16 déc. 2004

Nouvelles des Maisons

Le chef de la maison de France, Henri d’Orléans, comte de Paris, vient de titrer son neveu le plus méritant, Charles Philippe d’Orléans, ci-devant Grand Maître de l’Ordre militaire et Hospitalier de Saint Lazare de Jérusalem (ceci lui permettant d’entrer à cheval dans la cathédrale de Rodez), duc d’Anjou.

Et alors, murmure-t’on au fond de la classe en regardant tomber la neige.

Même si rien ne bouge dans le landerneau républicain, chacun persistant à faire ses courses « au » Leclerc, il n’en va pas de même dans le microcosme royaliste où la titulature ouvrant la voie à une quatrième maison d’Anjou, résonne comme un départ de 380 de marine.

Car il y a déjà un duc d’Anjou. Le titre est porté par les Bourbon espagnols, dits Blancs d’Espagne chez nous, et désigne présentement le prétendant au trône de France affiché par la branche aînée des Capétiens, etc… qualifiés rapidement de « légitimistes ». Louis XX est duc d’Anjou !
On me supplie dans l’oreillette de vous faire grâce des lois de succession capétiennes et de leur contestation en droit canon. Je m’y soumets et le déplore car le lectorat du brûlot peut mourir idiot. Malgré tout il faut vous dire que le dernier duc d’Anjou incontesté fut le roi Louis XVIII et que la lignée s’étant éteinte avec Henri V, comte de Chambord, le titre a été relevé par les carlistes espagnols, quand ils furent déboutés de la succession d’Espagne par le viol de la loi salique sur la primogéniture mâle.
Et finalement la question n’est pas de savoir qui a le droit de décider quoi … Non, la vraie question est autrement importante : qui suit qui ?

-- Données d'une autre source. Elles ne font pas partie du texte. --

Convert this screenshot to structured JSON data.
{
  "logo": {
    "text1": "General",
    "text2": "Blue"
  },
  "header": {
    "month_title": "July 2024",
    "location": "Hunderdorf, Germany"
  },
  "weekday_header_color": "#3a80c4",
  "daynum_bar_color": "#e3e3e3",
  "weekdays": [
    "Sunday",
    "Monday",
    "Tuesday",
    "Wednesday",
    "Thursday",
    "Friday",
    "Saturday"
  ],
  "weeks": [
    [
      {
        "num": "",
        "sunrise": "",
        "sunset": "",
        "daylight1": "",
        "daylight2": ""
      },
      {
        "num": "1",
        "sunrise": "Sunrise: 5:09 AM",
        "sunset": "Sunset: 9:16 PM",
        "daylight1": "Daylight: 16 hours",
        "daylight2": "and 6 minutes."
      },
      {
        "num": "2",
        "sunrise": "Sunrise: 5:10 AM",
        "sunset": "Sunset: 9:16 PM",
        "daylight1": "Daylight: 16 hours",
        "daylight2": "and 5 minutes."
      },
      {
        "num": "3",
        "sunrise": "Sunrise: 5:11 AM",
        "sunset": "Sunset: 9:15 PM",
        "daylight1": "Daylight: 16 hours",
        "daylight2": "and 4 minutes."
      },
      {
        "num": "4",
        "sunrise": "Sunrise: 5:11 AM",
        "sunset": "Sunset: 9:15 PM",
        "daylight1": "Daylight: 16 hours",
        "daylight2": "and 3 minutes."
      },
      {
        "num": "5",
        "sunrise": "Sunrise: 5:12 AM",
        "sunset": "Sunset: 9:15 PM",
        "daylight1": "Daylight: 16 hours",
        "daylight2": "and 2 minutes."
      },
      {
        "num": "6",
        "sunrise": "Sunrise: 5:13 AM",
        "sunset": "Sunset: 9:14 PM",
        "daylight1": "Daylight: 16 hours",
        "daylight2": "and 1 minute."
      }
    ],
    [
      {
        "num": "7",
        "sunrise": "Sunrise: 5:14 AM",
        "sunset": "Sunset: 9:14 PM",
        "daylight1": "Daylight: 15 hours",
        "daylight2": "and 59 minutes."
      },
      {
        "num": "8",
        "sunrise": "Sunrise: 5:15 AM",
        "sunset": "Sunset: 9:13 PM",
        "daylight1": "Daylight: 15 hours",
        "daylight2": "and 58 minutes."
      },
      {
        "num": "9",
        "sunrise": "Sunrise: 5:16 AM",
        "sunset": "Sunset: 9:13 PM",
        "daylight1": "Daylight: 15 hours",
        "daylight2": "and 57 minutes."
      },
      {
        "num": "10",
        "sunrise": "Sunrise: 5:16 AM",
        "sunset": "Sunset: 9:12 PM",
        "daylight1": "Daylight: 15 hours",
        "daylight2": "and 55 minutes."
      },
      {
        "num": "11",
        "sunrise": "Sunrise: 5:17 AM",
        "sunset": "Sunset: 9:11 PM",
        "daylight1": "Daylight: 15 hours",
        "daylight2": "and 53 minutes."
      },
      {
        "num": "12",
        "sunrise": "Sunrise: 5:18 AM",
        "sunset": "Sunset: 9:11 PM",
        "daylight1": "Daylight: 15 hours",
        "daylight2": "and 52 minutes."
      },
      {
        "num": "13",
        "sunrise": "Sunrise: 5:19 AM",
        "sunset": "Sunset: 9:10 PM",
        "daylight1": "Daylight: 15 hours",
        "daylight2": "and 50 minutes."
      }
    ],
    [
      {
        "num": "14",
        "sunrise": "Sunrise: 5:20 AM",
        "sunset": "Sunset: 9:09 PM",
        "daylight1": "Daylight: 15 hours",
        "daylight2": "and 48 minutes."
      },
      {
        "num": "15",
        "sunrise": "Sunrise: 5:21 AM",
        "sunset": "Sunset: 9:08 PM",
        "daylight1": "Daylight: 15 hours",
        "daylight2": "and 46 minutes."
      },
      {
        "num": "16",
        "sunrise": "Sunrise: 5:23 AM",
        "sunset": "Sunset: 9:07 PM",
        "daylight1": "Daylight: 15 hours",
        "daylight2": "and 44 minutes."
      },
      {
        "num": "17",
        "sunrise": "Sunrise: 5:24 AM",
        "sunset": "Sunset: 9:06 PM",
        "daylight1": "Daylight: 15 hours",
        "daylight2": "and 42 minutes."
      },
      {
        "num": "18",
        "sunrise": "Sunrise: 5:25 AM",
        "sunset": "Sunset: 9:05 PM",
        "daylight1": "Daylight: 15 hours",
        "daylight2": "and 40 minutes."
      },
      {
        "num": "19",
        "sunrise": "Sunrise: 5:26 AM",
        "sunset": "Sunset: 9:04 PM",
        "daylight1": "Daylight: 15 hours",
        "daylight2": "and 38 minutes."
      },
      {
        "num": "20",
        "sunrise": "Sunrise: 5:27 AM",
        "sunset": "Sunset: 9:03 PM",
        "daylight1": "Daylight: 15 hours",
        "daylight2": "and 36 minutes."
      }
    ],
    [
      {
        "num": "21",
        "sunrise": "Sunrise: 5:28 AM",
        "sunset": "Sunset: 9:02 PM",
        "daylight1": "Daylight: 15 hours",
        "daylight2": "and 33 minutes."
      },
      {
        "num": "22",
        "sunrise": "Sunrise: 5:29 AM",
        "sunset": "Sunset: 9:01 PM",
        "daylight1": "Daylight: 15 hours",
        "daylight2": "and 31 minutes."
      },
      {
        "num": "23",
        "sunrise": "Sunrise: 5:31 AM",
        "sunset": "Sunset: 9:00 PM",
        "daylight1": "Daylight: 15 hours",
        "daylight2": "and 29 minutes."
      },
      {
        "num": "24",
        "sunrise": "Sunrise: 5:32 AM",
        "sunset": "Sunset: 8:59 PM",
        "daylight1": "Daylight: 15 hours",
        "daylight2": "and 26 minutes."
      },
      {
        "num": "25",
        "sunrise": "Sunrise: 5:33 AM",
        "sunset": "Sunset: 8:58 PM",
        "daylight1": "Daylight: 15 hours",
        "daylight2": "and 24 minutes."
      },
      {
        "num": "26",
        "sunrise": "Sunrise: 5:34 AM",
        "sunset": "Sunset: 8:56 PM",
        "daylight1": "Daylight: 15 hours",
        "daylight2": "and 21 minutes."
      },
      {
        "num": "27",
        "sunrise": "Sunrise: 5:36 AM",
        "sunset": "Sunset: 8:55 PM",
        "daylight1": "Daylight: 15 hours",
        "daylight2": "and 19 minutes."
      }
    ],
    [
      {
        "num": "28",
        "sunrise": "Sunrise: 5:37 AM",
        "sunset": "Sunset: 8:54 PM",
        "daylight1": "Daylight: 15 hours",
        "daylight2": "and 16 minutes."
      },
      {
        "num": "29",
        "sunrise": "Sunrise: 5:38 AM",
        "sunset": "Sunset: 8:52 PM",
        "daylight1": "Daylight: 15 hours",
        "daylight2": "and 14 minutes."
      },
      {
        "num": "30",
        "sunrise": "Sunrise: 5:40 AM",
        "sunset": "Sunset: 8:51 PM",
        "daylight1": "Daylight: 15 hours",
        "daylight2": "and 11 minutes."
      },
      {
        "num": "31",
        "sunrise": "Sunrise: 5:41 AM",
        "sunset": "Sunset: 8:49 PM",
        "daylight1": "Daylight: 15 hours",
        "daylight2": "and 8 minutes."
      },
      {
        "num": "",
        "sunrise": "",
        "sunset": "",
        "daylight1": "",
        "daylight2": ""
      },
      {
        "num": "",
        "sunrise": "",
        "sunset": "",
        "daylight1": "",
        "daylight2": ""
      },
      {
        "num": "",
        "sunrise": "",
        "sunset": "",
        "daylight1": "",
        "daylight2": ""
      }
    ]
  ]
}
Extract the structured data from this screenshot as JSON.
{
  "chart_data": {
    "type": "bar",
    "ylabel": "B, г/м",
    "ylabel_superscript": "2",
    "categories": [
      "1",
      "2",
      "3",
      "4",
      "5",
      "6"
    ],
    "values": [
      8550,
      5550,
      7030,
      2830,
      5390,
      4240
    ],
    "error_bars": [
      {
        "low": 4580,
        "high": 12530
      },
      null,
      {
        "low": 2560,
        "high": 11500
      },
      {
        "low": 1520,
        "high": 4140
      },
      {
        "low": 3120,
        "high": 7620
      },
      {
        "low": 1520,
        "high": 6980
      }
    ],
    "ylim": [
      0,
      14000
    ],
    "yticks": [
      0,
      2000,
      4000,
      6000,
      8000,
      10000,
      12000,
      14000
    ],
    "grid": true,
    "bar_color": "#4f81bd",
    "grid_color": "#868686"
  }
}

Dans la mouvance royale et princière, jet-seteuse ou pas, on donne du sire, du duc, du comte, plus rarement du marquis car ça fait un peu danseuse-étoile de Cuevas, mais en toute connaissance de cause, car la jalousie féline à dents de sabre est la vertu la mieux partagée. Que va annoncer l’aboyeur du bal des Debs à l’arrivée de Louis XX, si le duc d’Anjou Charles Philippe d’Orléans, Grand maître de l’Ordre Militaire et Hospitalier de Saint Lazare de Jérusalem, est déjà aggripé à la banque des petits fours ? Lui encore passe, il ne fera que lire le carton d’invitation qui, s’il est envoyé pour de bon, ne pourra pas priver le dernier rejeton de Hugues Capet du titre que lui a donné son père. Mais celui qui rédigera ce fameux carton aura un sérieux dilemme. Sauf si c’est une copine. « Lulu, je compte sur toi au bal des Debs ce dimanche en huit, ma petite sœur entend y perdre son innocence ».

Ajoutons dans le plus pur style « in cauda venenum », que le prince Charles-Philippe d’Orléans est vice-président de l’Association Unité Capétienne.